Comment by sega_sai

2 years ago

Great point that I completely share. I tend to avoid pandas at all costs except for very simple things as I have bitten by many issues related to indexing. For anything complicated I tend to switch to duckdb instead.

4 comments

sega_sai

bravura 2 years ago

Can you explain your use-case and why DuckDB is better?

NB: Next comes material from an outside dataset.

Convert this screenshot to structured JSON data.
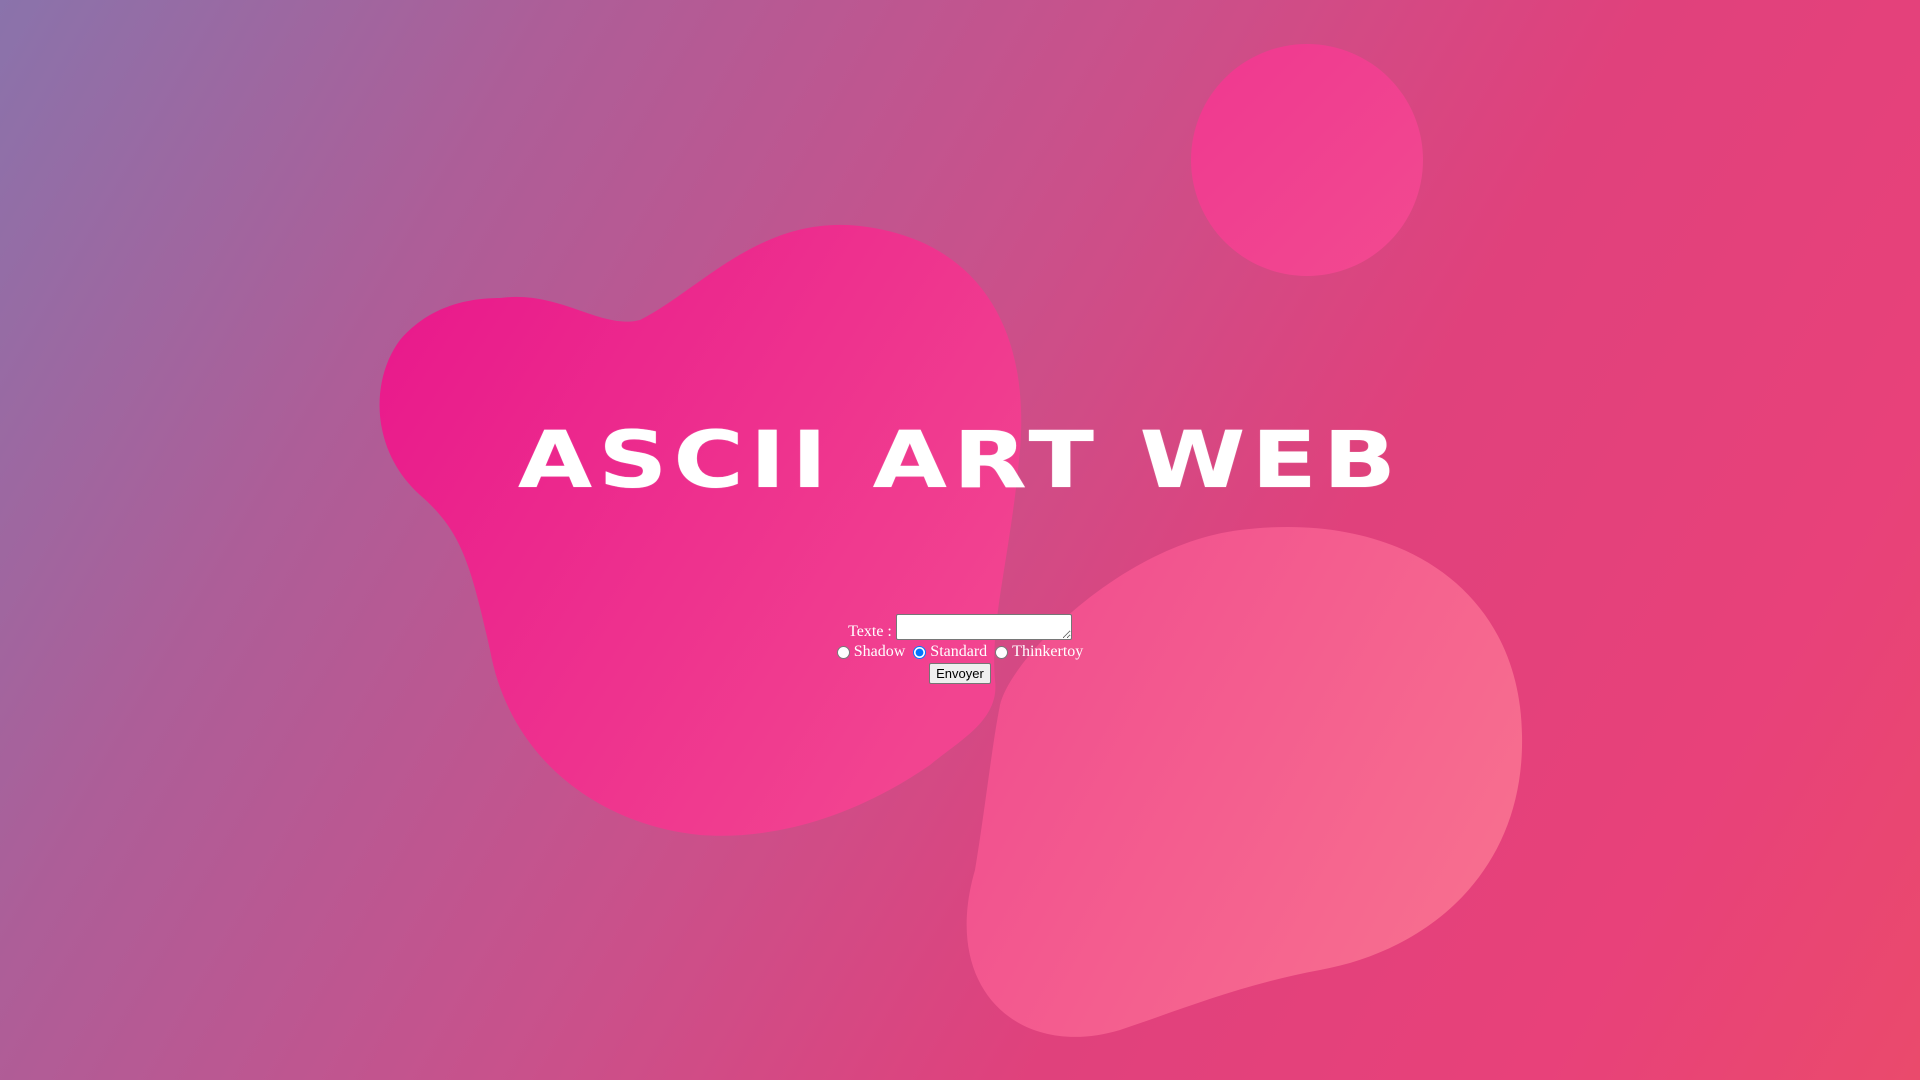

Considering switching from pandas and want to understand what is my best bet. I am just processing feature vectors that are too large for memory, and need an initial simple JOIN to aggregate them.

rapatel0 2 years ago
Look into [Ibis](https://ibis-project.org/). It's a dataframe library built on duckdb. It supports lazy execution, greater than memory datastructures, remote s3 data and is insanely fast. Also works with basically any backend (postgres, mysql, parquet/csv files, etc) though there are some implementation gaps in places.
I previously had a pandas+sklearn transformation stack that would take up to 8 hours. Converted it to ibis and it executes in about 4 minutes now and doesn't fill up RAM.
It's not a perfect apples to apples pandas replacement but really a nice layer on top of sql. after learning it, I'm almost as fast as I was on pandas with expressions.
- techwizrd 2 years ago
  
  I made the switch to Ibis a few months ago and have been really enjoying it. It works with all the plotting libraries including seaborn and plotnine. And it makes switching from testing on a CSV to running on a SQL/Spark a one-line change. It's just really handy for analysis (similar to the tidyverse).
sega_sai 2 years ago

I am not necessarily saying duckdb is better. I personally just found it easier, clearer to write a sql query for any complicated set of joins/group by processing than to try to do that in pandas.